Roseville Chase is a suburb on the Upper North Shore of Sydney in the state of New South Wales, Australia 11 kilometres north-west of the Sydney central business district, in the local government area of Ku-ring-gai Council. Roseville is a separate suburb to the west.

Location

Located on Middle Harbour at its uppermost reaches, Roseville Chase is a secluded and bushy suburb. There are two main geographical and socio-economic subdivisions in Roseville Chase.

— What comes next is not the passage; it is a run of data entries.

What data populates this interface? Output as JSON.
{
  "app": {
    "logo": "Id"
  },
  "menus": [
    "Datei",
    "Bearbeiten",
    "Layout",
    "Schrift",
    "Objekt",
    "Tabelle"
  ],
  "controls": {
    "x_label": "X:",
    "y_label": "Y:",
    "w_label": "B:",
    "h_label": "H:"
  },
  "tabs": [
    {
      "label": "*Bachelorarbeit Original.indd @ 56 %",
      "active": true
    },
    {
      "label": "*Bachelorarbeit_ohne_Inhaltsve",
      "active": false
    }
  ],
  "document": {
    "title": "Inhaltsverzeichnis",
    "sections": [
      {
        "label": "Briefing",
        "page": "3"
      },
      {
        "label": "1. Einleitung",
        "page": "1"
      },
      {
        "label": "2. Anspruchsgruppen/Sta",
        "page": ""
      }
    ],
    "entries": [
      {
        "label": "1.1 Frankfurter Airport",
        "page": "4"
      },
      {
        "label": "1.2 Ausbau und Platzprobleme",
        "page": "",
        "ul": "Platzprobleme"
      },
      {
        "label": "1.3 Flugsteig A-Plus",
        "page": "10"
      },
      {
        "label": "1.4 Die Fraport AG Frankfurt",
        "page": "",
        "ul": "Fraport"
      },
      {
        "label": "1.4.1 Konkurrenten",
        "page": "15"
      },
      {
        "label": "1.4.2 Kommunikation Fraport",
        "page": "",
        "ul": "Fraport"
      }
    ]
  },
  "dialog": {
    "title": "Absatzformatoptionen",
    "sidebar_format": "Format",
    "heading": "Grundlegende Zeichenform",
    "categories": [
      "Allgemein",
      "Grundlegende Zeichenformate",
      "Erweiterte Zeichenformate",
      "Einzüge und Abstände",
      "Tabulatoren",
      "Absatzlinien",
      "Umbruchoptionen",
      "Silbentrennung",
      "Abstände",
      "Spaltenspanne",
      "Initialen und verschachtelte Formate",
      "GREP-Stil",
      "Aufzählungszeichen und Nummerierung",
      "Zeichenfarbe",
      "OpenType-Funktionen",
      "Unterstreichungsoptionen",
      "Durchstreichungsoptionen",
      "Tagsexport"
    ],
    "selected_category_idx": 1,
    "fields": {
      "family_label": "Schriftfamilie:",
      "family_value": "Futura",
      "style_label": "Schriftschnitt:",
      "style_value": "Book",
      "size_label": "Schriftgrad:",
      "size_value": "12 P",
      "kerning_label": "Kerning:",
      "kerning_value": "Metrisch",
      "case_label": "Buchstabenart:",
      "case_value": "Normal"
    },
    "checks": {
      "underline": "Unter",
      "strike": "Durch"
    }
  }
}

The Chase Lowlands are  centred on lower confines south of the mighty Roseville Bridge, while the Chase Heights are  centred around the elegant Ormonde Rd, offering commanding views down to the harbour and beyond. These subdivisions are more well known as Upper Chase and Lower Chase. North of Warringah Road (Upper Chase), the residential development is lighter and is largely surrounded by bushland. The area is defined by the gully of Moores Creek to the west and north, plus Middle Harbour to the east. Much of the surrounding bushland is contained within Garigal National Park.

History
Captain Arthur Phillip's search for "good land, well watered" led to the discovery and colonisation of the rough shores of Roseville Chase, where Samuel Bates built a farm at Echo Point on the edge of what is now Middle Harbour.

The area was also inhabited by Aboriginal people, who left their mark in the form of hand stencils that can be seen in rock shelters in the area.

Later, the area was settled by Europeans like David Mathew and Richard Archbold, whose property eventually extended to Moores Creek and became the site of an orchard.

During World War I the area was used as a training area for army engineers under the command of John (later Sir John) Madsen.

Many people lived in the Sydney bush during the Great Depression. Remains of dwellings can still be found in the bush at Roseville Chase.

Roseville Chase Post Office opened on 2 March 1953 and closed in 1994.

Contemporary historians unanimously agree, Roseville Chase's greatest moment of the "modern era" was on 14 September 2000, when the Olympic Torch passed through the suburb, on its journey from Mt Olympus in Greece, to Stadium Australia (as it was then known), in Homebush Bay. The Torch traversed through the suburb from south to north along Babbage Road, before crossing the Roseville Bridge on its journey bound for Manly. Well-wishers young and old lined the streets to cheer on the Torch and a VIP viewing area was also established around the Malga Ave Overpass, where VIP Patrons were able to enjoy the Hospitality Marquee that had been erected with the aid of direct sponsorship from First Choice Crown on the Hill and other local businesses. Sausage Sizzlers were available, as well as cans of Forrie Bitter, 3 for $6.

Population
In the 2016 Census, there were 1,616 people in Roseville Chase, of whom 68.0% were Australia and 76.0% of whom spoke only English at home. The most common responses for religion were "No Religion" 31.6%, "Catholic" 24.8% and "Anglican" 21.2%.